Conocen de sobra la reputación de ambos inspectores tras la resolución del caso de Daniel Latimer, así como el caso de Sandbrook, siendo figuras famosas y reconocidas en el pueblo, y no quieren jugar con fuego, pues casi con total seguridad, acabarían quemándose. El hecho de que no conectasen que Daisy era hija de estas dos eminencias de la policía, es algo que ahora están pagando con creces.

—¿Y si no lo hago? —inquiere Michael Lucas en un tono ligeramente soberbio.

—¿Qué? —pregunta la pelirroja de ojos azules, sorprendida.

—¿Y si no hago lo que me pide? —especifica Michael negándose a entregarle su teléfono, pues piensa que ahora mismo, no necesita problemas en su vida. El problema que ya tiene entre manos, al haber sido castigado por compartir pornografía en el instituto, es más que suficiente.
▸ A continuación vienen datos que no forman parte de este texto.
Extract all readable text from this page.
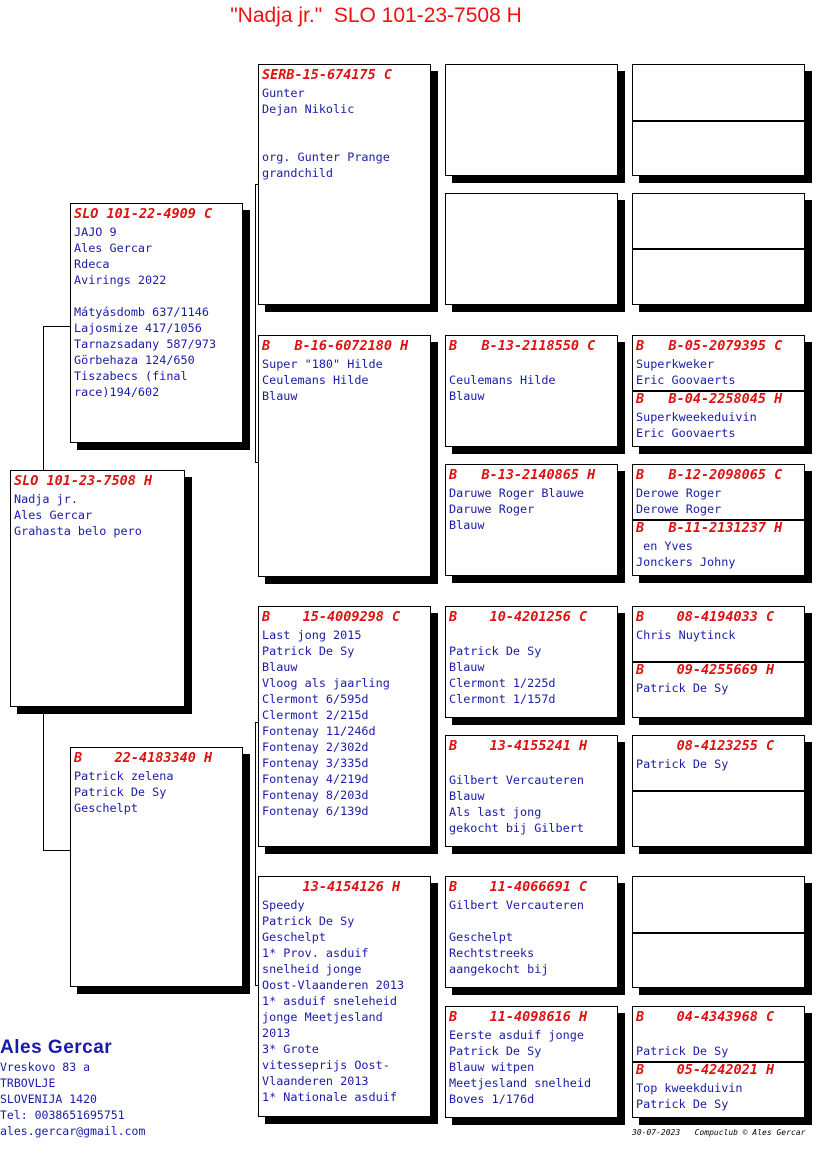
"Nadja jr."  SLO 101-23-7508 H
SLO 101-23-7508 H
Nadja jr.
Ales Gercar
Grahasta belo pero
SLO 101-22-4909 C
JAJO 9
Ales Gercar
Rdeca
Avirings 2022
Mátyásdomb 637/1146
Lajosmize 417/1056
Tarnazsadany 587/973
Görbehaza 124/650
Tiszabecs (final
race)194/602
B    22-4183340 H
Patrick zelena
Patrick De Sy
Geschelpt
SERB-15-674175 C
Gunter
Dejan Nikolic
org. Gunter Prange
grandchild
B   B-16-6072180 H
Super "180" Hilde
Ceulemans Hilde
Blauw
B    15-4009298 C
Last jong 2015
Patrick De Sy
Blauw
Vloog als jaarling
Clermont 6/595d
Clermont 2/215d
Fontenay 11/246d
Fontenay 2/302d
Fontenay 3/335d
Fontenay 4/219d
Fontenay 8/203d
Fontenay 6/139d
13-4154126 H
Speedy
Patrick De Sy
Geschelpt
1* Prov. asduif
snelheid jonge
Oost-Vlaanderen 2013
1* asduif sneleheid
jonge Meetjesland
2013
3* Grote
vitesseprijs Oost-
Vlaanderen 2013
1* Nationale asduif
B   B-13-2118550 C
Ceulemans Hilde
Blauw
B   B-13-2140865 H
Daruwe Roger Blauwe
Daruwe Roger
Blauw
B    10-4201256 C
Patrick De Sy
Blauw
Clermont 1/225d
Clermont 1/157d
B    13-4155241 H
Gilbert Vercauteren
Blauw
Als last jong
gekocht bij Gilbert
B    11-4066691 C
Gilbert Vercauteren
Geschelpt
Rechtstreeks
aangekocht bij
B    11-4098616 H
Eerste asduif jonge
Patrick De Sy
Blauw witpen
Meetjesland snelheid
Boves 1/176d
B   B-05-2079395 C
Superkweker
Eric Goovaerts
B   B-04-2258045 H
Superkweekeduivin
Eric Goovaerts
B   B-12-2098065 C
Derowe Roger
Derowe Roger
B   B-11-2131237 H
en Yves
Jonckers Johny
B    08-4194033 C
Chris Nuytinck
B    09-4255669 H
Patrick De Sy
08-4123255 C
Patrick De Sy
B    04-4343968 C
Patrick De Sy
B    05-4242021 H
Top kweekduivin
Patrick De Sy
Ales Gercar
Vreskovo 83 a
TRBOVLJE
SLOVENIJA 1420
Tel: 0038651695751
ales.gercar@gmail.com	30-07-2023   Compuclub © Ales Gercar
—Pues en ese caso —responde la inspectora con un tono sereno y pausado, recalcando cada palabra—, será mi marido, aquí presente, quien se persone en tu casa para hablar con tus padres y detenerte por un delito tipificado por la ley —asegura sin apenas pestañear, pues es una certeza prácticamente inevitable. Contempla cómo los muchachos palidecen aún más ante la amenaza de que sea él quien llame a la puerta de su casa y hable con sus padres, pues su reputación lo precede.

—¿Y si le hacemos caso? —pregunta Reed, nervioso—. Hemos entregado los teléfonos...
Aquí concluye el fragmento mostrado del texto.